A volte senti ancora il suo profumo sul cuscino, quell'odore speciale di muschio e menta e lavanda e biscotti, e ti sembra quasi di vedere il suo profilo che si affaccia alla finestra, e se aspetti ancora un secondo sai che si girerà e ti sorriderà indicandoti qualcosa - un camino acceso dietro una finestra, una signora che porta le borse della spesa, un gatto su un davanzale - che tu non avresti visto, altrimenti, perché hai ormai imparato a vedere attraverso i suoi occhi. 

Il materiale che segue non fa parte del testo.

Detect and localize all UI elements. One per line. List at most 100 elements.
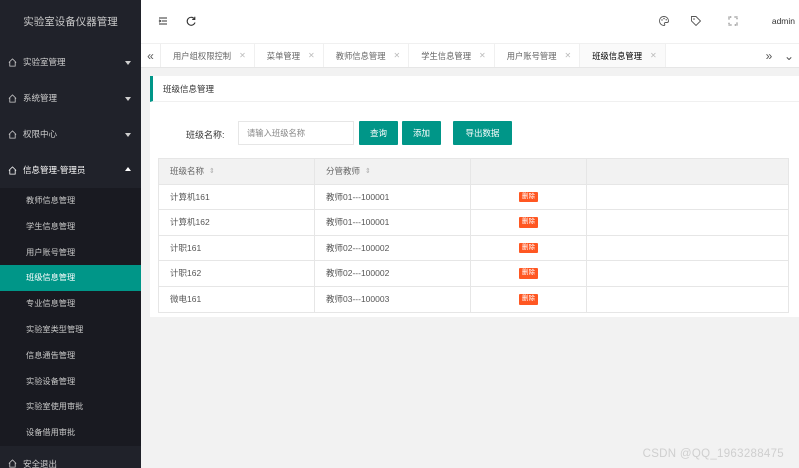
delete-button[interactable]: 删除 (519, 268, 538, 279)
cell-teacher: 教师01---100001 (315, 210, 471, 235)
sidebar-item-equipment[interactable]: 实验设备管理 (0, 369, 141, 395)
cell-filler (587, 261, 788, 286)
tab-user-group-permission[interactable]: 用户组权限控制 ✕ (161, 44, 255, 67)
cell-teacher: 教师03---100003 (315, 286, 471, 312)
tab-label: 班级信息管理 (592, 50, 642, 61)
top-bar: admin (141, 0, 799, 44)
cell-filler (587, 236, 788, 261)
sidebar-item-account[interactable]: 用户账号管理 (0, 240, 141, 266)
close-icon[interactable]: ✕ (650, 51, 657, 60)
search-label: 班级名称: (186, 130, 225, 140)
sidebar-group-system[interactable]: 系统管理 (0, 80, 141, 116)
tab-student[interactable]: 学生信息管理 ✕ (409, 44, 495, 67)
delete-button[interactable]: 删除 (519, 217, 538, 228)
cell-filler (587, 185, 788, 210)
tab-label: 菜单管理 (266, 50, 300, 61)
column-header-teacher[interactable]: 分管教师 ⇕ (315, 159, 471, 184)
sidebar-item-major[interactable]: 专业信息管理 (0, 291, 141, 317)
close-icon[interactable]: ✕ (565, 51, 572, 60)
content-panel: 班级信息管理 班级名称: 查询 添加 导出数据 班级名称 ⇕ 分管教师 ⇕ (150, 76, 799, 317)
tag-icon[interactable] (690, 15, 702, 27)
sidebar-group-logout[interactable]: 安全退出 (0, 446, 141, 468)
user-menu[interactable]: admin (772, 16, 795, 26)
app-title: 实验室设备仪器管理 (0, 0, 141, 44)
close-icon[interactable]: ✕ (394, 51, 401, 60)
sidebar-item-lab-approval[interactable]: 实验室使用审批 (0, 394, 141, 420)
home-icon (8, 129, 17, 139)
tab-label: 教师信息管理 (335, 50, 386, 61)
cell-filler (587, 210, 788, 235)
table-row: 计算机161 教师01---100001 删除 (159, 184, 788, 210)
tab-label: 用户组权限控制 (173, 50, 232, 61)
tab-label: 学生信息管理 (421, 50, 471, 61)
close-icon[interactable]: ✕ (308, 51, 315, 60)
fullscreen-icon[interactable] (727, 15, 739, 27)
sidebar-item-class[interactable]: 班级信息管理 (0, 265, 141, 292)
cell-action: 删除 (471, 286, 587, 312)
tab-teacher[interactable]: 教师信息管理 ✕ (324, 44, 410, 67)
sidebar-group-label: 安全退出 (23, 458, 58, 468)
home-icon (8, 93, 17, 103)
chevron-down-icon (125, 133, 131, 137)
theme-icon[interactable] (658, 15, 670, 27)
watermark: CSDN @QQ_1963288475 (642, 448, 784, 460)
cell-class-name: 计算机162 (159, 210, 315, 235)
sidebar-submenu: 教师信息管理 学生信息管理 用户账号管理 班级信息管理 专业信息管理 实验室类型… (0, 188, 141, 446)
sidebar-group-info-admin[interactable]: 信息管理-管理员 (0, 152, 141, 188)
cell-teacher: 教师02---100002 (315, 235, 471, 260)
cell-action: 删除 (471, 210, 587, 235)
chevron-down-icon (125, 61, 131, 65)
cell-action: 删除 (471, 184, 587, 209)
chevron-up-icon (125, 167, 131, 171)
sidebar-item-borrow-approval[interactable]: 设备借用审批 (0, 420, 141, 446)
header-label: 分管教师 (326, 166, 361, 177)
column-header-class-name[interactable]: 班级名称 ⇕ (159, 159, 315, 184)
refresh-icon[interactable] (185, 15, 197, 27)
sidebar-group-label: 权限中心 (23, 129, 58, 139)
tab-scroll-left-icon[interactable]: « (141, 44, 161, 67)
delete-button[interactable]: 删除 (519, 242, 538, 253)
cell-class-name: 计职161 (159, 235, 315, 260)
tab-menu[interactable]: 菜单管理 ✕ (255, 44, 324, 67)
delete-button[interactable]: 删除 (519, 294, 538, 305)
tab-account[interactable]: 用户账号管理 ✕ (495, 44, 581, 67)
cell-class-name: 微电161 (159, 286, 315, 312)
sidebar-item-teacher[interactable]: 教师信息管理 (0, 188, 141, 214)
export-button[interactable]: 导出数据 (453, 121, 512, 145)
sidebar-group-lab[interactable]: 实验室管理 (0, 44, 141, 80)
chevron-down-icon (125, 97, 131, 101)
sort-icon[interactable]: ⇕ (365, 167, 371, 175)
sidebar-group-permission[interactable]: 权限中心 (0, 116, 141, 152)
table-row: 计算机162 教师01---100001 删除 (159, 210, 788, 236)
cell-filler (587, 287, 788, 313)
panel-title: 班级信息管理 (150, 76, 799, 102)
close-icon[interactable]: ✕ (239, 51, 246, 60)
close-icon[interactable]: ✕ (479, 51, 486, 60)
tab-scroll-right-icon[interactable]: » (759, 49, 779, 63)
class-table: 班级名称 ⇕ 分管教师 ⇕ 计算机161 教师01---100001 删除 计算… (158, 158, 789, 313)
column-header-filler (587, 159, 788, 184)
sidebar-group-label: 系统管理 (23, 93, 58, 103)
sort-icon[interactable]: ⇕ (209, 167, 215, 175)
chevron-down-icon[interactable]: ⌄ (779, 49, 799, 63)
delete-button[interactable]: 删除 (519, 191, 538, 202)
class-name-input[interactable] (238, 121, 354, 145)
add-button[interactable]: 添加 (402, 121, 441, 145)
sidebar-group-label: 实验室管理 (23, 57, 66, 67)
tab-class[interactable]: 班级信息管理 ✕ (580, 44, 666, 67)
header-label: 班级名称 (170, 166, 205, 177)
sidebar-item-student[interactable]: 学生信息管理 (0, 214, 141, 240)
cell-teacher: 教师01---100001 (315, 184, 471, 209)
table-header-row: 班级名称 ⇕ 分管教师 ⇕ (159, 159, 788, 185)
sidebar: 实验室设备仪器管理 实验室管理 系统管理 权限中心 信息管理-管理员 教师信息管… (0, 0, 141, 468)
sidebar-group-label: 信息管理-管理员 (23, 165, 86, 175)
collapse-menu-icon[interactable] (157, 15, 169, 27)
column-header-action (471, 159, 587, 184)
cell-teacher: 教师02---100002 (315, 261, 471, 286)
home-icon (8, 57, 17, 67)
tab-label: 用户账号管理 (506, 50, 557, 61)
sidebar-item-lab-type[interactable]: 实验室类型管理 (0, 317, 141, 343)
cell-class-name: 计职162 (159, 261, 315, 286)
sidebar-item-notice[interactable]: 信息通告管理 (0, 343, 141, 369)
query-button[interactable]: 查询 (359, 121, 398, 145)
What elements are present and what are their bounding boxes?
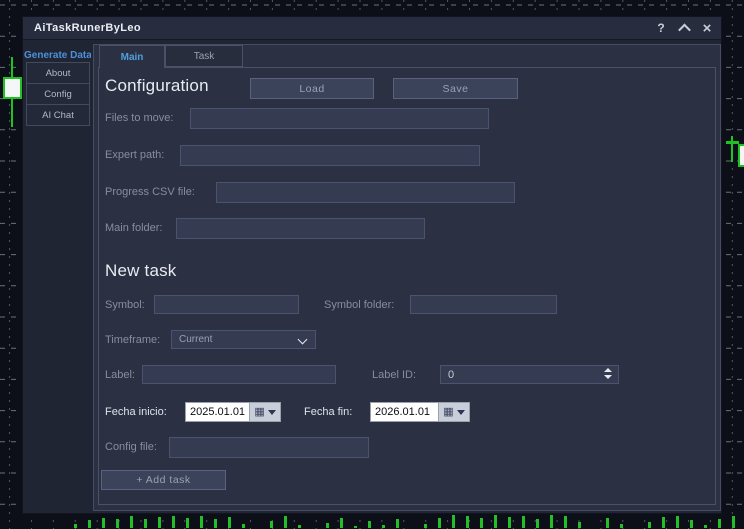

Ma poi tuona, e mentre tu stai a letto, immobile con gli occhi spalancati, senza neanche battere le ciglia quando vedi il lampo azzurro, sai perfettamente che non c'è mai stato, e che era soltanto un altro scherzo malvagio della tua mente provata. Hai visto tanto sangue, nella tua vita, hai visto tanta morte, e pensavi di avercela fatta, che non avresti mai più pianto, perché di lacrime ne avevi già versate abbastanza. Eppure questa notte tuona e tu non hai paura, ma il tuo cuscino è bagnato. Il tuo, non il suo. Il suo è rimasto lì, intoccato, c'è ancora qualche capello nero arricciato con le piume che escono dall'imbottitura. E ha quel profumo che ti resta nel naso, nella gola e negli occhi, e che ti farebbe salire altre lacrime alla gola, se te ne fossero rimaste. 

Vorresti solo prendere quella pistola, quella che è rimasta sepolta nel cassetto per così tanto tempo, e sparare. Un colpo basterebbe, lo sai. Uno solo, e tutti i tuoi pensieri non sarebbero più un problema. Tutti i rimpianti. Tutti i rimorsi. Tutta la tristezza. Però non sul letto, perché se sporchi il letto di sangue poi va anche sul suo cuscino, e questo non deve succedere. Sotto la finestra, allora, dove tutta Londra potrebbe vederti ma non ci sarà nessuno a farlo davvero. No. Suonava il violino, lì, quando pensava. Ti aveva anche chiesto se ti dava fastidio, ricordi? E adesso? Cosa ti da fastidio adesso? Neanche questi lampi blu. Nulla. Non c'è più nulla che ti faccia paura, nulla che ti spaventi perché non hai più niente da perdere, e questa casa è ancora così terribilmente piena di lui. Anche se non vuoi ammetterlo, i tuoi occhi - questi occhi che da così poco hanno dovuto imparare di nuovo a vedere, e a cogliere i piccoli dettagli senza che lui te li indicasse con un sorriso - parlano da soli. Sono spenti, ma non come in Afghanistan: sono spenti e hanno perso anche il più piccolo bagliore di speranza. Non c'è più niente che tu possa fare per riaccenderlo. Non basta addormentarsi e sperare che domani mattina qualcuno non partirà senza più tornare, no, perché sono già tutti partiti, e nessuno è più tornato. Adesso sei solo in questa stanza buia, che si ostina ad illuminarsi di azzurro. Sei solo, e salvarti ormai è troppo difficile.